Y no es que me gaste el dinero en drogas y en juego. Ni siquiera consigo terminar una sola cena. A mitad del primer plato tengo que irme a trabajar. Atragantarme y dar patadas. Y aun así, hay gente que nunca envía dinero. Algunos parece que se lo piensan mejor. Con el paso del tiempo, incluso la gente más generosa deja de enviar cheques.

La parte del llanto, en la que alguien me abraza y yo doy boqueadas y lloro, esa parte me resulta cada vez más fácil. Cada vez más a menudo, lo difícil de llorar es que no puedo parar.

Quedan sitios de fondue sin tachar en la guía. Hay tailandeses. Griegos. Etíopes. Cubanos. Sigue habiendo mil sitios a los que no he ido a morirme.

Para aumentar el flujo de efectivo, hay que crear dos o tres héroes cada noche. Algunas noches hay que pasar por tres o cuatro sitios para poder cenar como es debido.

Soy un artista que actúa en cenas y que se trabaja tres locales cada noche. Damas y caballeros, quiero pedir un voluntario entre el público.

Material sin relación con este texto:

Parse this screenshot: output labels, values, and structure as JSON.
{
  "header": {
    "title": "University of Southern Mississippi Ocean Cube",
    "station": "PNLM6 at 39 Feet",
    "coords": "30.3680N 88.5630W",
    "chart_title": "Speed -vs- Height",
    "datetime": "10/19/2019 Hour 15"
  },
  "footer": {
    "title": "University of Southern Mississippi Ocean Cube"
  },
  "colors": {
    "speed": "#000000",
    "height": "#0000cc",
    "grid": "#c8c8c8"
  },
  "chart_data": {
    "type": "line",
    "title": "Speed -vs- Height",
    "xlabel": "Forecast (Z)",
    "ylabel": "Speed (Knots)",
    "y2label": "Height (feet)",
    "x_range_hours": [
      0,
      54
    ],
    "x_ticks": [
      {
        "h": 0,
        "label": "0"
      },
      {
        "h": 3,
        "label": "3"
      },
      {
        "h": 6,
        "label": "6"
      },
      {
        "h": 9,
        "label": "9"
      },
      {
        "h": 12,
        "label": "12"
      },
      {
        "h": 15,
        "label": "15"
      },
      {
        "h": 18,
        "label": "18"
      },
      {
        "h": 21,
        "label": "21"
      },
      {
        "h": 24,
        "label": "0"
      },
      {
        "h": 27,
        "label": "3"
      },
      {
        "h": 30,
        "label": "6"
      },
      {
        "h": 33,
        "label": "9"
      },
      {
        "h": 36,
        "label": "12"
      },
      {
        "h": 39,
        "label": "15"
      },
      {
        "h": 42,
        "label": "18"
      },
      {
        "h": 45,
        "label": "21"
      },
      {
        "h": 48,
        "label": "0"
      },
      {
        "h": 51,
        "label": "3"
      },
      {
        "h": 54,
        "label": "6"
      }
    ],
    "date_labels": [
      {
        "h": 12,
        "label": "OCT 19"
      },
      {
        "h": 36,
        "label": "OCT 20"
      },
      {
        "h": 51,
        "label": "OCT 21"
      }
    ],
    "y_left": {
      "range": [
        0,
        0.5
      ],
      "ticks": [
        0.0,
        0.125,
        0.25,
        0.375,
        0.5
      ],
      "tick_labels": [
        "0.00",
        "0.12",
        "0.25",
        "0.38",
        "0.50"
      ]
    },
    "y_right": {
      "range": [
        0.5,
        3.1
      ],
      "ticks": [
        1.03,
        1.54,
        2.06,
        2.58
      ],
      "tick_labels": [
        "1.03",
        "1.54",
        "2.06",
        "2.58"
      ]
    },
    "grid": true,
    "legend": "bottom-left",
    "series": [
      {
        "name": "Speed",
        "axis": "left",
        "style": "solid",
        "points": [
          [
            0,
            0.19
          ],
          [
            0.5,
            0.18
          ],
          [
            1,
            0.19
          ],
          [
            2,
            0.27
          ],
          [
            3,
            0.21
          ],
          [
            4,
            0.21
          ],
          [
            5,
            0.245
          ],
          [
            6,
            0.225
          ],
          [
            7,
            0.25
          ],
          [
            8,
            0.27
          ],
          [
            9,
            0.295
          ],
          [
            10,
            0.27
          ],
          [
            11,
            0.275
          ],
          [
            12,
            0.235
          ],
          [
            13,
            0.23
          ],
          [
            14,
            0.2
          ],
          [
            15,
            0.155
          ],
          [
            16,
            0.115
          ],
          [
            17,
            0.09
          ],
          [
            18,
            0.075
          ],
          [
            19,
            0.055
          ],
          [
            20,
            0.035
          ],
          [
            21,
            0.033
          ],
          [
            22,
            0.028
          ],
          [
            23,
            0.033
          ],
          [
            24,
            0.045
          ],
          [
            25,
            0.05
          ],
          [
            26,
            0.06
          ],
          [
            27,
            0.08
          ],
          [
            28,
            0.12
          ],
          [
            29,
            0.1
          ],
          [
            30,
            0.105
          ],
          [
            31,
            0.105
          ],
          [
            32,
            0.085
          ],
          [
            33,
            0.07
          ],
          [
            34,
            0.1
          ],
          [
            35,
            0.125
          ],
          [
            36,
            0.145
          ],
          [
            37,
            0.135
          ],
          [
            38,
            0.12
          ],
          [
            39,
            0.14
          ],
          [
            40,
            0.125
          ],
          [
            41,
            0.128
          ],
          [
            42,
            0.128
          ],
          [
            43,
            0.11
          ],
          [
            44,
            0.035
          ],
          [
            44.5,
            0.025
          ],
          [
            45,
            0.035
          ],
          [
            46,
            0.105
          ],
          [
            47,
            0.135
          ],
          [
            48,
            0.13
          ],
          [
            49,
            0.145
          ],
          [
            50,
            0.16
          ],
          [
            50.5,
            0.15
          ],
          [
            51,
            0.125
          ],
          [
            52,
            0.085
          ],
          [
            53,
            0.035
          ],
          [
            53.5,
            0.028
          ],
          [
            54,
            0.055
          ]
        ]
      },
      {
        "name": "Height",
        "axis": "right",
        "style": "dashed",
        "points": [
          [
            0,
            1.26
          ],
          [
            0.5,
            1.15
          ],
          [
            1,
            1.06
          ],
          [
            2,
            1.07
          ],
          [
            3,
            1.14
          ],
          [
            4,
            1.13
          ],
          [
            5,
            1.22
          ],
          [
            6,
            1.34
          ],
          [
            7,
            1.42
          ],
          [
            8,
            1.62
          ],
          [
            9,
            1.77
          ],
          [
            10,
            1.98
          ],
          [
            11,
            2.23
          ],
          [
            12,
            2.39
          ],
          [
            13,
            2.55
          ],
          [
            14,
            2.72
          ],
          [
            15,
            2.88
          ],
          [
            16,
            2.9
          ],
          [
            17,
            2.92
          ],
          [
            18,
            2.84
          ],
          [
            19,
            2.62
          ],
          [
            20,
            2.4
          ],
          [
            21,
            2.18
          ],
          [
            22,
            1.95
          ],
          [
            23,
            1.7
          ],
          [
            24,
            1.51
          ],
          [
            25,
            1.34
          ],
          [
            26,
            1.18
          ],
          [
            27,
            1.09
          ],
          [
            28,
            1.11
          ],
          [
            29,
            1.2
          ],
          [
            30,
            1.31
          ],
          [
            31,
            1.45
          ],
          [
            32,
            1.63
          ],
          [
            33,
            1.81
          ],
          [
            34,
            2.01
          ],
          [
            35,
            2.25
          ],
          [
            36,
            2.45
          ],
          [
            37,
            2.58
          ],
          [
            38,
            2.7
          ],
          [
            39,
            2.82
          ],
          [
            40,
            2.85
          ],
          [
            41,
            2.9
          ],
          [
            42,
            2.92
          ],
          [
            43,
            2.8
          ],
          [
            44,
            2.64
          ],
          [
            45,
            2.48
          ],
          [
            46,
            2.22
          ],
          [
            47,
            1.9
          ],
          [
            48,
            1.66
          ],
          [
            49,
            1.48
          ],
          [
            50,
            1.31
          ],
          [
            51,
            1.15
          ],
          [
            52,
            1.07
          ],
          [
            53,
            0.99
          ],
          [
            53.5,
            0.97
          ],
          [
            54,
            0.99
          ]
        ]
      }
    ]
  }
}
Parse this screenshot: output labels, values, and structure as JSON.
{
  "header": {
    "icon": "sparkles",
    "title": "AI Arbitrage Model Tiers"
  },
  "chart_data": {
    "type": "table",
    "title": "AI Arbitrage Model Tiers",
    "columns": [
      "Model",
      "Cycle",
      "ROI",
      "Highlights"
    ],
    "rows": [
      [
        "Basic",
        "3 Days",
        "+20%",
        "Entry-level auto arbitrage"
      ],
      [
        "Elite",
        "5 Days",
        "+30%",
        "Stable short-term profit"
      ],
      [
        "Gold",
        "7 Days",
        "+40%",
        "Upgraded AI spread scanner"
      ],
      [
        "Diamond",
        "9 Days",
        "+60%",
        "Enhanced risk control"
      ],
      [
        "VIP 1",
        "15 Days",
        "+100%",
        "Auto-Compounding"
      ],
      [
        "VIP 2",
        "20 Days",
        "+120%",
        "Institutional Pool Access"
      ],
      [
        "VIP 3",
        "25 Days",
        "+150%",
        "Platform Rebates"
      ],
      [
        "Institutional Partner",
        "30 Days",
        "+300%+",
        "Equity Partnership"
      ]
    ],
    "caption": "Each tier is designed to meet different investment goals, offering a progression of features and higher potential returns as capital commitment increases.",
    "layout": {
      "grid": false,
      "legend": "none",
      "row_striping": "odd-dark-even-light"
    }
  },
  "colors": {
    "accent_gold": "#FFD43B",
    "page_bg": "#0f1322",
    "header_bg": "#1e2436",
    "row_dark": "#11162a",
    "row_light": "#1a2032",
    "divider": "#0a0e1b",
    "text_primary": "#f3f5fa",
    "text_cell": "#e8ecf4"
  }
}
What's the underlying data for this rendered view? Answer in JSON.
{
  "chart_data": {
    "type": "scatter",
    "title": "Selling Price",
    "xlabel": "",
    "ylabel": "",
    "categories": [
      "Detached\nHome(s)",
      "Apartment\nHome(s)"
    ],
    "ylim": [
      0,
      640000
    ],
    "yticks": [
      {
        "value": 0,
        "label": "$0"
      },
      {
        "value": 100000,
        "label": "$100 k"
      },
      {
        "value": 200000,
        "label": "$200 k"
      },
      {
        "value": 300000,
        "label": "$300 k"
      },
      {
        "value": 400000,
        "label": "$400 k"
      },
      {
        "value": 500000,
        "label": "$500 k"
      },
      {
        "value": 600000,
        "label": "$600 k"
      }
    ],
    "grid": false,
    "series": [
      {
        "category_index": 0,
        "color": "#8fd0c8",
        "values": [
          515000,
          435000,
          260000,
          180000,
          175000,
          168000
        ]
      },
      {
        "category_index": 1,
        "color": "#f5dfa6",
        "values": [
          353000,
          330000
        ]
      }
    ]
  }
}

«Gracias, gracias, pero no -me gustaría decirles a mis parientes muertos-. Puedo construir una familia yo solo.»

Pescado. Carne. Comida vegetariana. Esta noche, como la mayor parte de las noches, lo más fácil es cerrar los ojos.

Deja el dedo suspendido sobre la guía abierta.

Adelántense y sean héroes, damas y caballeros. Adelántense y salven una vida.

Deja caer la mano y que el destino decida por ti.